‘If you’ve not good servants you’re miserable,’ Mrs Touchett serenely said. ‘They’re very bad in America, but I’ve five perfect ones in Florence.’

‘I don’t see what you want with five,’ Henrietta couldn’t help observing. ‘I don’t think I should like to see five persons surrounding me in that menial position.’

‘I like them in that position better than in some others,’ proclaimed Mrs Touchett with much meaning.

‘Should you like me better if I were your butler, dear?’ her husband asked.

‘I don’t think I should: you wouldn’t at all have the tenue.’1

‘The companions of freemen—I like that, Miss Stackpole,’ said Ralph. ‘It’s a beautiful description.’

‘When I said freemen I didn’t mean you, sir!’

And this was the only reward that Ralph got for his compliment. Miss Stackpole was baffled; she evidently thought there was something treasonable in Mrs Touchett’s appreciation of a class which she privately judged to be a mysterious survival of feudalism. It was perhaps because her mind was oppressed with this image that she suffered some days to elapse before she took occasion to say to Isabel: ‘My dear friend, I wonder if you’re growing faithless.’
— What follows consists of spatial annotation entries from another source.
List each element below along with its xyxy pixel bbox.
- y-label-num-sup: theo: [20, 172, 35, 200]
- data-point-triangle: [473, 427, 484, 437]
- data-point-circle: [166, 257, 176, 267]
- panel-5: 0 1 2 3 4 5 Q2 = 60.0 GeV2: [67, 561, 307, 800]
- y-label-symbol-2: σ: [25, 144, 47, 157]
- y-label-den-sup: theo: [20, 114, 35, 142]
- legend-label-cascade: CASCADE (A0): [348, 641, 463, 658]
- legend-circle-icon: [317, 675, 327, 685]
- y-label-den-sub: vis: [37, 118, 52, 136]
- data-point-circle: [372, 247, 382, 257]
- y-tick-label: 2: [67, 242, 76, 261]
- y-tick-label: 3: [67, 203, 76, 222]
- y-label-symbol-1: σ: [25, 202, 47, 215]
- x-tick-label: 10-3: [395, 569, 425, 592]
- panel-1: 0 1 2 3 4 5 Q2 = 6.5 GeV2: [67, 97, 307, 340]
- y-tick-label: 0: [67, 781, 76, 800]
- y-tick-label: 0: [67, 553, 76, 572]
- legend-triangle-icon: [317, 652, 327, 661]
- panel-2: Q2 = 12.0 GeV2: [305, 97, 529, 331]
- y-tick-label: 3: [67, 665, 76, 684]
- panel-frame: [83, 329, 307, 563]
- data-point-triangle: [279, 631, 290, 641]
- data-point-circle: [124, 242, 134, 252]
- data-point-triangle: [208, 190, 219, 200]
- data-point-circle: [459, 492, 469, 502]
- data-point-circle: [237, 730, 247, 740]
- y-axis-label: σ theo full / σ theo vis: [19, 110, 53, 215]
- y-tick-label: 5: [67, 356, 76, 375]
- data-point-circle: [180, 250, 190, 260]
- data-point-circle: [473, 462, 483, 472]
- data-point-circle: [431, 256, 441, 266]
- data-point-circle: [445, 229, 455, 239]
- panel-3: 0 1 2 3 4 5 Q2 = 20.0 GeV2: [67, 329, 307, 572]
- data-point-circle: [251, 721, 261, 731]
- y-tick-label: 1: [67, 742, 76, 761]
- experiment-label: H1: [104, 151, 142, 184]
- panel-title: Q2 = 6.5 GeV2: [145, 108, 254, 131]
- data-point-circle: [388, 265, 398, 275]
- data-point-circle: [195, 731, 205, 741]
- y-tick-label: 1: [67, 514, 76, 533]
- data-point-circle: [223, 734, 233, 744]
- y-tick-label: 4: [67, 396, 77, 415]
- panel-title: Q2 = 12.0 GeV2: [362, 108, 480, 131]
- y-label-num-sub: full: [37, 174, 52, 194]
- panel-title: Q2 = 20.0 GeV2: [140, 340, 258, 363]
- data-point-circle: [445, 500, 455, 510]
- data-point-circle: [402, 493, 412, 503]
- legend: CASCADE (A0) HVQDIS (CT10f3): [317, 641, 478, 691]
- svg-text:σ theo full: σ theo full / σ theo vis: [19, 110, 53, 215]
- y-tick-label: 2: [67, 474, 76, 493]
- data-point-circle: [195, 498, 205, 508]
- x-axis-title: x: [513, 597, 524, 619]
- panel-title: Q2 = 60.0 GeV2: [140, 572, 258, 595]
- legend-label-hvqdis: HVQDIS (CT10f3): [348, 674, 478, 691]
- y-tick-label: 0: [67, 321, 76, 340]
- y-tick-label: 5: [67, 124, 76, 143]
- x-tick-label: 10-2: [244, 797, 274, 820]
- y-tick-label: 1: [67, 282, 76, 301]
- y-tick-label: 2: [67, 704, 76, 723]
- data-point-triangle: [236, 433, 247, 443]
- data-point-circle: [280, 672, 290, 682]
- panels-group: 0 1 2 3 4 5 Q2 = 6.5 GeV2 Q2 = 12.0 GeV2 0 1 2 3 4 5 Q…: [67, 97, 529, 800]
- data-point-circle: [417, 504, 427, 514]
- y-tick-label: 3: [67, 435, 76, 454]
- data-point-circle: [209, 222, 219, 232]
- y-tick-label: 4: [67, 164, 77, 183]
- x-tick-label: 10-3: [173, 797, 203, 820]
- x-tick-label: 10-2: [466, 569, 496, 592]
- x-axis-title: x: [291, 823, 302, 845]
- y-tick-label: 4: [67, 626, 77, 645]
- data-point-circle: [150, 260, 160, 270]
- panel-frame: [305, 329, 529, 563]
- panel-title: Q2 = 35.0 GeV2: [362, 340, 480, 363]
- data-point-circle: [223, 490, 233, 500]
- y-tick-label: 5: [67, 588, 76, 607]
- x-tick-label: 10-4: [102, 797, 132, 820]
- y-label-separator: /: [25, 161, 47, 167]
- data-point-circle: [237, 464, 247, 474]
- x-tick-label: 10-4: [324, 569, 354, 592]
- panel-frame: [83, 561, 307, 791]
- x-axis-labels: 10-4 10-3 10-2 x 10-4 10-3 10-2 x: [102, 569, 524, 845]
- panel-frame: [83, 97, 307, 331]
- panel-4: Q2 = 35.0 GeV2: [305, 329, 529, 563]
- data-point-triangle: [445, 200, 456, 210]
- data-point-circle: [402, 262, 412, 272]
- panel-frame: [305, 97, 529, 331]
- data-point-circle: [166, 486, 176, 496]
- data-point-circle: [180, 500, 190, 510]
‘Faithless? Faithless to you, Henrietta?’

‘No, that would be a great pain; but it’s not that.’

‘Faithless to my country then?’

‘Ah, that I hope will never be. When I wrote to you from Liverpool I said I had something particular to tell you. You’ve never asked me what it is. Is it because you’ve suspected?’

‘Suspected what? As a rule I don’t think I suspect,’ said Isabel. ‘I remember now that phrase in your letter, but I confess I had forgotten it. What have you to tell me?’

Henrietta looked disappointed, and her steady gaze betrayed it. ‘You don’t ask that right—as if you thought it important. You’re changed—you’re thinking of other things.’

‘Tell me what you mean, and I’ll think of that.’

‘Will you really think of it? That’s what I wish to be sure of.’

‘I’ve not much control of my thoughts, but I’ll do my best,’ said Isabel. Henrietta gazed at her, in silence, for a period which tried Isabel’s patience, so that our heroine added at last: ‘Do you mean that you’re going to be married?’

‘Not till I’ve seen Europe!’ said Miss Stackpole. ‘What are you laughing at?’ she went on. ‘What I mean is that Mr Goodwood came out in the steamer with me.’

‘Ah!’ Isabel responded.

‘You say that right. I had a good deal of talk with him; he has come after you.’

‘Did he tell you so?’

‘No, he told me nothing; that’s how I knew it,’ said Henrietta cleverly. ‘He said very little about you, but I spoke of you a good deal.’